The result has been that Pakistan has felt able to provoke two wars with India. But though it lost the third one decisively in 1971, it has carried on a low-level war, first in Punjab in the 1980s and then in Kashmir in the first half of the 1990s.
The Punjab intervention had the blessings of the US as long as the Soviets were in Afghanistan. The reason was simple: insurgency in Punjab helped secure Pakistans eastern flank while the Afghan war was on. This was Zias reward for allowing Pakistan to be a conduit for US weapons to Afghan rebels.
But then, in the mid-1980s, Pakistan said it had developed nuclear weapons and this frightened the US. It began to believe that India and Pakistan would start off a nuclear war against each other.
So now it has turned honest broker and is bringing enormous pressure to bear on both countries to sit down and talk to each other. The pressure is more on Pakistan than on India, which has always been willing to talk.
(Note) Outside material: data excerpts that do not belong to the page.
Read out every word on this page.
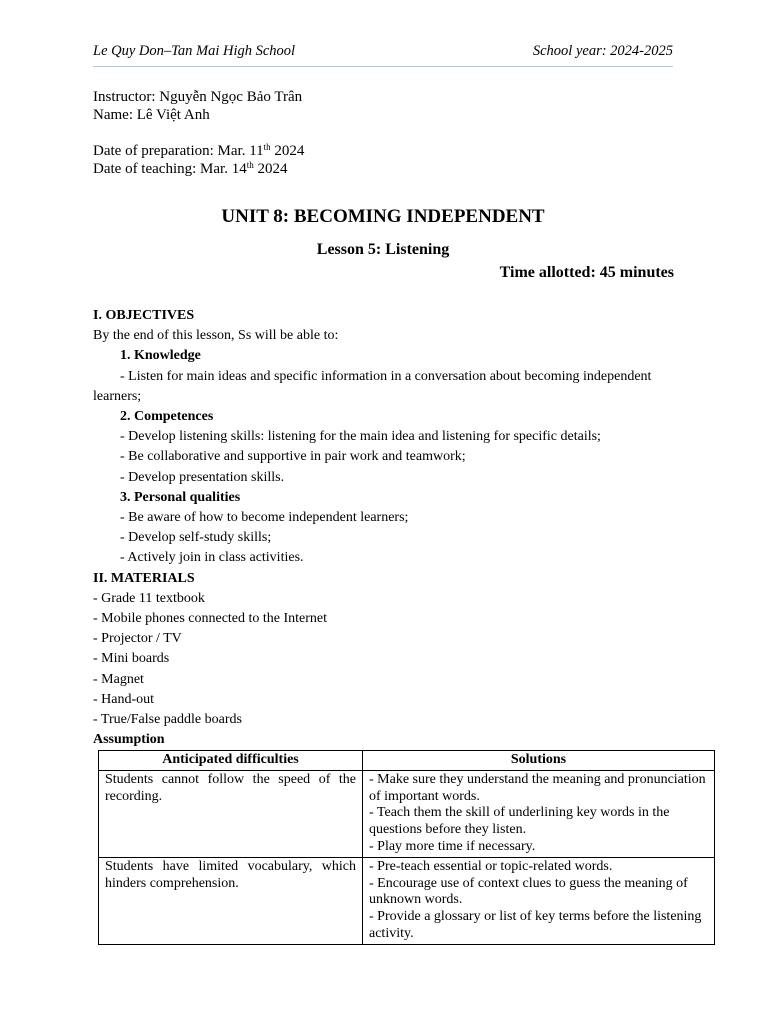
Le Quy Don–Tan Mai High School	School year: 2024-2025
Instructor: Nguyễn Ngọc Bảo Trân
Name: Lê Việt Anh
Date of preparation: Mar. 11th 2024
Date of teaching: Mar. 14th 2024
UNIT 8: BECOMING INDEPENDENT
Lesson 5: Listening
Time allotted: 45 minutes

I. OBJECTIVES

By the end of this lesson, Ss will be able to:

1. Knowledge

- Listen for main ideas and specific information in a conversation about becoming independent learners;

2. Competences

- Develop listening skills: listening for the main idea and listening for specific details;

- Be collaborative and supportive in pair work and teamwork;

- Develop presentation skills.

3. Personal qualities

- Be aware of how to become independent learners;

- Develop self-study skills;

- Actively join in class activities.

II. MATERIALS

- Grade 11 textbook

- Mobile phones connected to the Internet

- Projector / TV

- Mini boards

- Magnet

- Hand-out

- True/False paddle boards

Assumption

Anticipated difficulties	Solutions
Students cannot follow the speed of the recording.	- Make sure they understand the meaning and pronunciation of important words.
- Teach them the skill of underlining key words in the questions before they listen.
- Play more time if necessary.

Students have limited vocabulary, which hinders comprehension.	- Pre-teach essential or topic-related words.
- Encourage use of context clues to guess the meaning of unknown words.
- Provide a glossary or list of key terms before the listening activity.
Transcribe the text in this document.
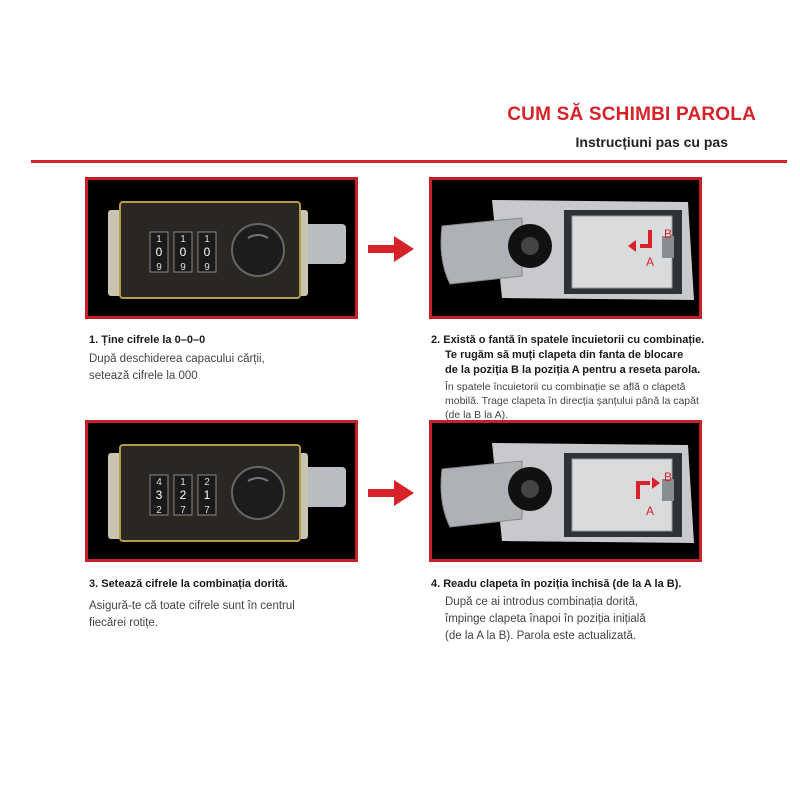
CUM SĂ SCHIMBI PAROLA
Instrucțiuni pas cu pas
1
0
9
1
0
9
1
0
9
B
A
4
3
2
1
2
7
2
1
7
B
A
1. Ține cifrele la 0–0–0
După deschiderea capacului cărții,
setează cifrele la 000
2. Există o fantă în spatele încuietorii cu combinație.
Te rugăm să muți clapeta din fanta de blocare
de la poziția B la poziția A pentru a reseta parola.
În spatele încuietorii cu combinație se află o clapetă
mobilă. Trage clapeta în direcția șanțului până la capăt
(de la B la A).
3. Setează cifrele la combinația dorită.
Asigură-te că toate cifrele sunt în centrul
fiecărei rotițe.
4. Readu clapeta în poziția închisă (de la A la B).
După ce ai introdus combinația dorită,
împinge clapeta înapoi în poziția inițială
(de la A la B). Parola este actualizată.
Benazir Bhutto, for domestic political reasons, could not afford to give in to the pressure and was eventually forced out by the Americans, acting through the Army. Nawaz Sharif, who too suffered a similar fate in 1993, has got the message, whence the current round of talks.
For India, meanwhile, the central problem is of deciphering to whom it is talking: the civilian government, the army or the US? Obviously, what it talks about and how will depend on who it thinks it is talking to.
Each of these three players has a different agenda. Often, the items on these agendas pull in different directions. Then there is the joker in the pack, the ISI, which is the fourth player and which is under nobodys control. It is capable of great mischief.
The fresh round of Indo-Pak talks now in progress need to be viewed in this general perspective as also in the realisation that, if nothing else, they will make a hyperventilating US feel better.
Arguably, that alone may be worth the effort that goes into generating the false bonhomie on these occasions.